Trump administration postpones plan to expand offshore drilling after losing court case

The Trump administration is delaying its release of a highly-anticipated plan to expand offshore oil and gas drilling due to a recent court ruling that has cast doubt over the legality of opening new areas to drilling.

Interior Department Secretary David Bernhardt, in comments reported Thursday, suggested the agency will wait out a potentially lengthy appeals process over a decision last month by a federal judge blocking drilling in the Arctic before deciding which parts of federal waters to allow for fossil fuel energy development.

“By the time the court rules, that may be discombobulating to our plan,” Bernhardt told the Wall Street Journal. “What if you guess wrong?” Bernhardt added, speaking to the uncertainties surrounding the legal appeals process. “I’m not sure that’s a very satisfactory and responsible use of resources.”

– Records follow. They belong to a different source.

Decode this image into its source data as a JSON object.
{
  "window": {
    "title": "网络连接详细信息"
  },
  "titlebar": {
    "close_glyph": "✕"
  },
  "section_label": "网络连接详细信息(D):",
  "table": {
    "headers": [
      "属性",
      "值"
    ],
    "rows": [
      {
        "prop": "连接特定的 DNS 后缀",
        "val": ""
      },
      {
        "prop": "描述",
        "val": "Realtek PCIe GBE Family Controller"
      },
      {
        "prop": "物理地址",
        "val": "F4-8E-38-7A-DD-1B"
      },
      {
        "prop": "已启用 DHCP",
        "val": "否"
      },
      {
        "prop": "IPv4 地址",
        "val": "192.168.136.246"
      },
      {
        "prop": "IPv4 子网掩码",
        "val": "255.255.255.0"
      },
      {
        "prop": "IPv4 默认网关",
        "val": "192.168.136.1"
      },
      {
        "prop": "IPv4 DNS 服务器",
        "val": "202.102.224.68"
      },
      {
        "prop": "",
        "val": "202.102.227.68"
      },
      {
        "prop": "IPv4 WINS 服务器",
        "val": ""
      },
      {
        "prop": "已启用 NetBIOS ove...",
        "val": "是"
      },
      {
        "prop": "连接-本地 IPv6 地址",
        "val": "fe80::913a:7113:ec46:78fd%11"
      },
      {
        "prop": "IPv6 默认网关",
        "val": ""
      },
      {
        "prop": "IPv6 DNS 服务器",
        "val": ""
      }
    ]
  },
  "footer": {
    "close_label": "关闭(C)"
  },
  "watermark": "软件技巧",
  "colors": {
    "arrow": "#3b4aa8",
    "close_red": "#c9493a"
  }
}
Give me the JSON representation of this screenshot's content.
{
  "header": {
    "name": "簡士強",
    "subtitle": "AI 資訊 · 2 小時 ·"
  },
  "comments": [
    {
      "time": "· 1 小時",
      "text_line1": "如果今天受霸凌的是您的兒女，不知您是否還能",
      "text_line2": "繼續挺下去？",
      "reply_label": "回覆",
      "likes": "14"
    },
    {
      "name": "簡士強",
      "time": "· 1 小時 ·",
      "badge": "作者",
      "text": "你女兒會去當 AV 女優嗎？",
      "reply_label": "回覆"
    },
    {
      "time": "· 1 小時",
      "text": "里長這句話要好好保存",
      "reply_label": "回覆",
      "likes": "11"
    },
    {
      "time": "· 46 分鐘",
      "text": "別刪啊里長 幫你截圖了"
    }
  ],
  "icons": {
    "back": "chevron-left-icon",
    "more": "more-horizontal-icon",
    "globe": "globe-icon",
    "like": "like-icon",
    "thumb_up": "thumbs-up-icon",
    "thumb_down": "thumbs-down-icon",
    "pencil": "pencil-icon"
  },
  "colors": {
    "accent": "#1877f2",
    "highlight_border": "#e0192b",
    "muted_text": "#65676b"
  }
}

Democrats and environmental groups quickly cheered Bernhardt’s comments, and called for the agency to permanently halt plans to allow any oil and gas drilling in federal waters.

“This administration has treated public waters like a bottomless cash cow for Big Oil from day one, and if it takes a court order to get them to see reason, so be it,” said Rep. Raul Grijalva, D-Ariz., chairman of the House Committee on Natural Resources. “The bipartisan opposition that killed this plan now needs to turn into support for permanent protections for the communities that depend on healthy oceans and healthy coasts.”

Molly Block, an Interior Department spokeswoman, acknowledged to the Washington Examiner that the court decision had complicated the agency’s process, but she disputed characterizations of the plan being indefinitely postponed or withdrawn.

“Given the recent court decision, the department is simply evaluating all of its options to determine the best pathway to accomplish the mission entrusted to it by the president,” she said.

The Trump administration, before the court ruling, had prepared to dramatically expand offshore oil and gas drilling, releasing a five-year plan in January 2018 to open nearly all federal waters on every coast.

Interior was expected to release a revised plan in the coming weeks or months, after coastal state governors and lawmakers from both parties pressured Trump to scale back the plan, due to concerns about safety and harm to tourism.

U.S. District Judge Sharon Gleason of Alaska, in a March 29 decision, blocked President Trump’s executive order that had reversed President Barack Obama’s ban on oil and gas drilling in most of the Arctic Ocean and a small portion of the Atlantic Coast.

Gleason, an Obama appointee, ruled that the Outer Continental Shelf Lands Act, which governs the offshore oil and gas leasing process for federal waters, allows presidents to unilaterally withdraw areas from offshore drilling, but does not permit a subsequent president to undo a predecessor’s protections.

The Arctic had been viewed as one of the sure bets for leasing, with local and federal politicians in Alaska supportive of drilling for its economic benefits to Alaskans.

But industry’s main interest is in opening parts of the eastern Gulf of Mexico. Congress has a moratorium on offshore drilling in the eastern Gulf of Mexico that expires in June 2022.

Oil and gas production in the western and central Gulf of Mexico accounts for almost all U.S. offshore production, but extending drilling further east, just west of Florida, could connect to existing infrastructure, industry groups say.

The American Petroleum Institute, the nation’s largest oil and gas trade group, urged the Trump administration to act quickly on expanding offshore drilling after the Arctic court case is resolved.

“We are hopeful that an appeal of this case will move quickly and that we can proceed with the important work of exploring for America’s offshore resources without unnecessary delay,” Erik Milito, API’s vice president of Upstream and Industry Operations, told the Washington Examiner.